Unsure of how to begin the search for answers to the night's unexpected developments, I decided to rely on the only form of research I felt I was truly qualified in-- Facebook stalking. Although I hadn't had a Facebook for a few years, I had once been quite skilled in the art.
I had not visited Jason's Facebook page since his death. I hated the idea of seeing our friends and family mourning from behind their screens and smiling pictures. Instead, I had deleted my own account a few weeks later.
I could still remember, though that his profile picture was one take on our honeymoon. We were seated poolside, me leaning comfortably back against his chest. Something must have been happening just off camera, because our heads were slightly turned and we were both laughing. A copy of the picture sat on the dresser across from me.

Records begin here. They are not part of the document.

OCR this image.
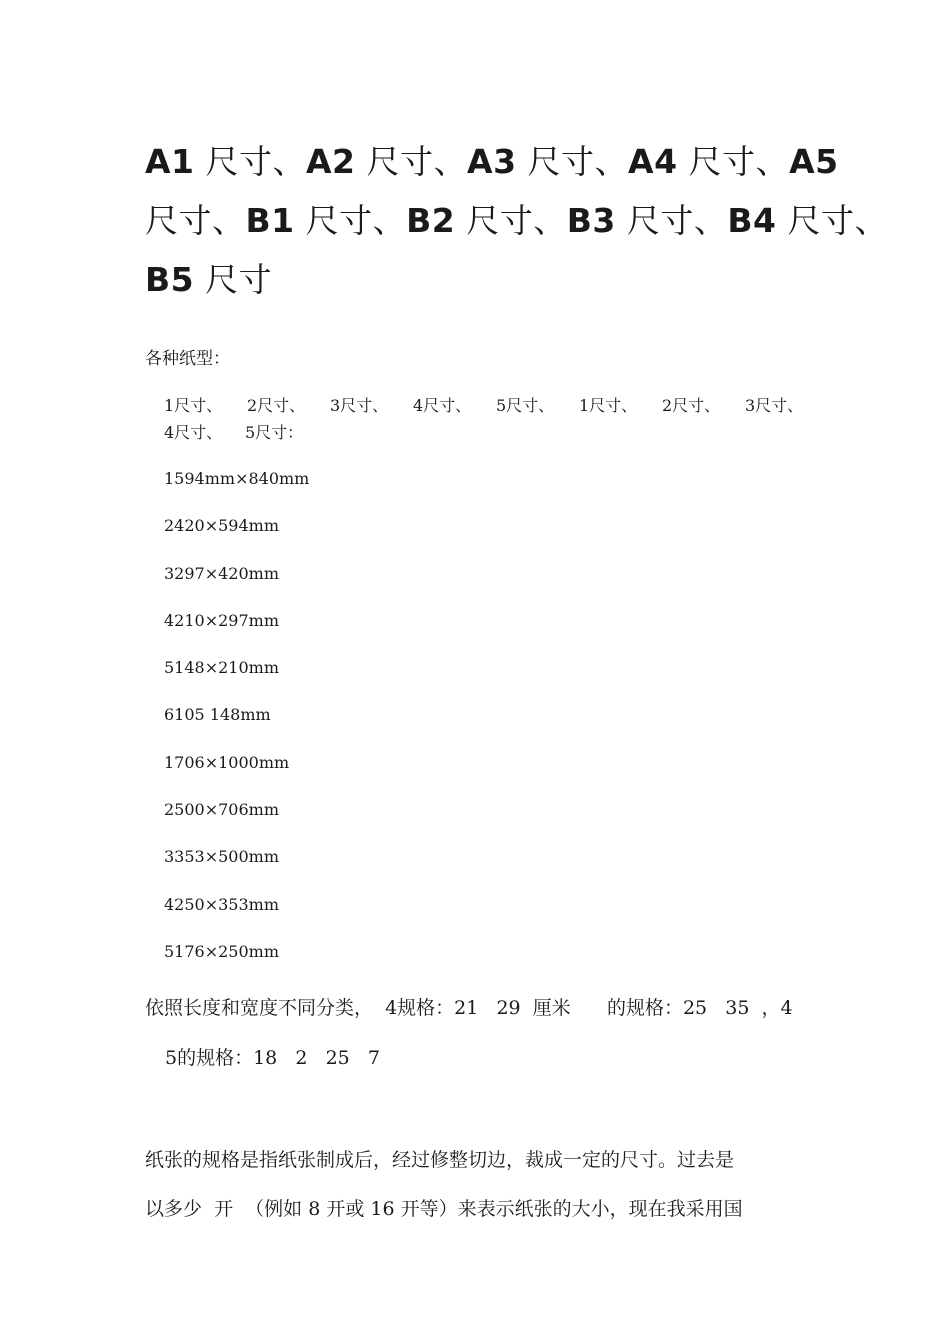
A1 尺寸、A2 尺寸、A3 尺寸、A4 尺寸、A5
尺寸、B1 尺寸、B2 尺寸、B3 尺寸、B4 尺寸、
B5 尺寸
各种纸型：
1尺寸、 2尺寸、 3尺寸、 4尺寸、 5尺寸、 1尺寸、 2尺寸、 3尺寸、
4尺寸、 5尺寸：
1594mm×840mm
2420×594mm
3297×420mm
4210×297mm
5148×210mm
6105 148mm
1706×1000mm
2500×706mm
3353×500mm
4250×353mm
5176×250mm
依照长度和宽度不同分类，  4规格：21   29  厘米      的规格：25   35  ，4
5的规格：18   2   25   7
纸张的规格是指纸张制成后，经过修整切边，裁成一定的尺寸。过去是
以多少  开  （例如 8 开或 16 开等）来表示纸张的大小，现在我采用国
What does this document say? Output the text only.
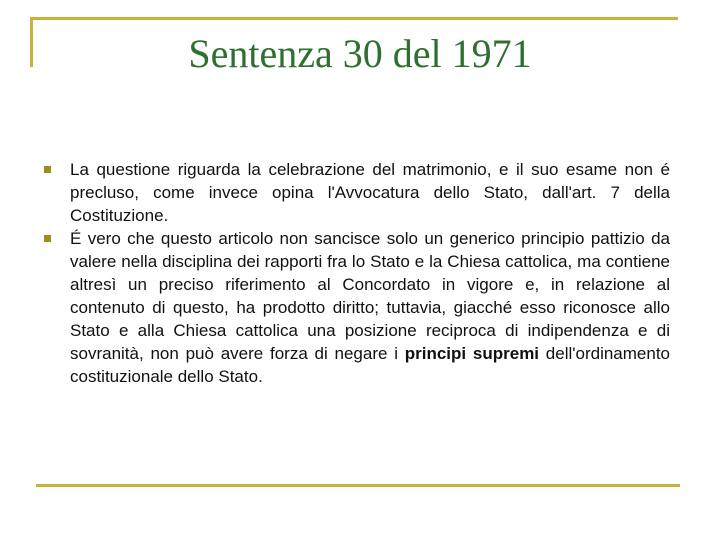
Sentenza 30 del 1971
La questione riguarda la celebrazione del matrimonio, e il suo esame non é precluso, come invece opina l'Avvocatura dello Stato, dall'art. 7 della Costituzione.
É vero che questo articolo non sancisce solo un generico principio pattizio da valere nella disciplina dei rapporti fra lo Stato e la Chiesa cattolica, ma contiene altresì un preciso riferimento al Concordato in vigore e, in relazione al contenuto di questo, ha prodotto diritto; tuttavia, giacché esso riconosce allo Stato e alla Chiesa cattolica una posizione reciproca di indipendenza e di sovranità, non può avere forza di negare i principi supremi dell'ordinamento costituzionale dello Stato.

In seeing the photo, I was always struck by the fact that the two joy-filled subjects were strangers to me. It was almost as though in taking the photograph we had given ourselves the permission to forget the moment. I couldn't remember what it was the couple was laughing at. I had no recollection of what the girl had planned for the day or if her husband's chin resting gently against her shoulder still pulled so much of her attention.
I could remember one Saturday morning, waking up before Jason and watching as the light from the window above our bed played gently across his sleeping face. I could almost word for word repeat a ridiculous fight we had once had over cereal brands. But it was the most well-documented moments that had faded the fastest, as the people in their frames seemed to grow more distant with time.
After paying the babysitter and checking in on Ella, I showered and changed into an old t-shirt. I curled up on my bed and pulled my laptop off of the nightstand. Opening Facebook, I clicked "Create An Account" and input the minimum details required. After re-acclimating myself to the online world, I typed Jason's name into the search bar. Instead of the laughing photo, a list of search options stared back at me. I scrolled through them, an entire list of Jason Mackenzie's smiled from the screen. But none of them were my Jason.
Confused, I tried typing the name into my Google search bar. Jason Mackenzie had won the final wrestling match of his senior year two years ago in high school in Utah. Jason Mackenzie worked for a law firm in New York as a junior associate. Jason Mackenzie had died at the age of 81 leaving behind his 4 surviving children and 13 grandchildren. But my Jason Mackenzie remained nowhere to be found in the ten pages I searched before giving up. I tried every key word I could think to apply-- "army", "Indianapolis", "Purdue University." I even typed in my own name with his.
But not a single result hinted at the life my husband had left behind. There was no obituary, no wedding announcement, no Facebook or forgotten myspace. I shut my computer as dread and confusion tangled, creating a knot in the pit of my stomach.
Without explanation, Jason had walked back into my life one Thursday evening at 8:35pm. At some point between that moment and the time I had learned of his death, Jason Mackenzie had disappeared, without so much as a trail of virtual breadcrumbs for one to follow.
I turned off the light and lay awake in the dark.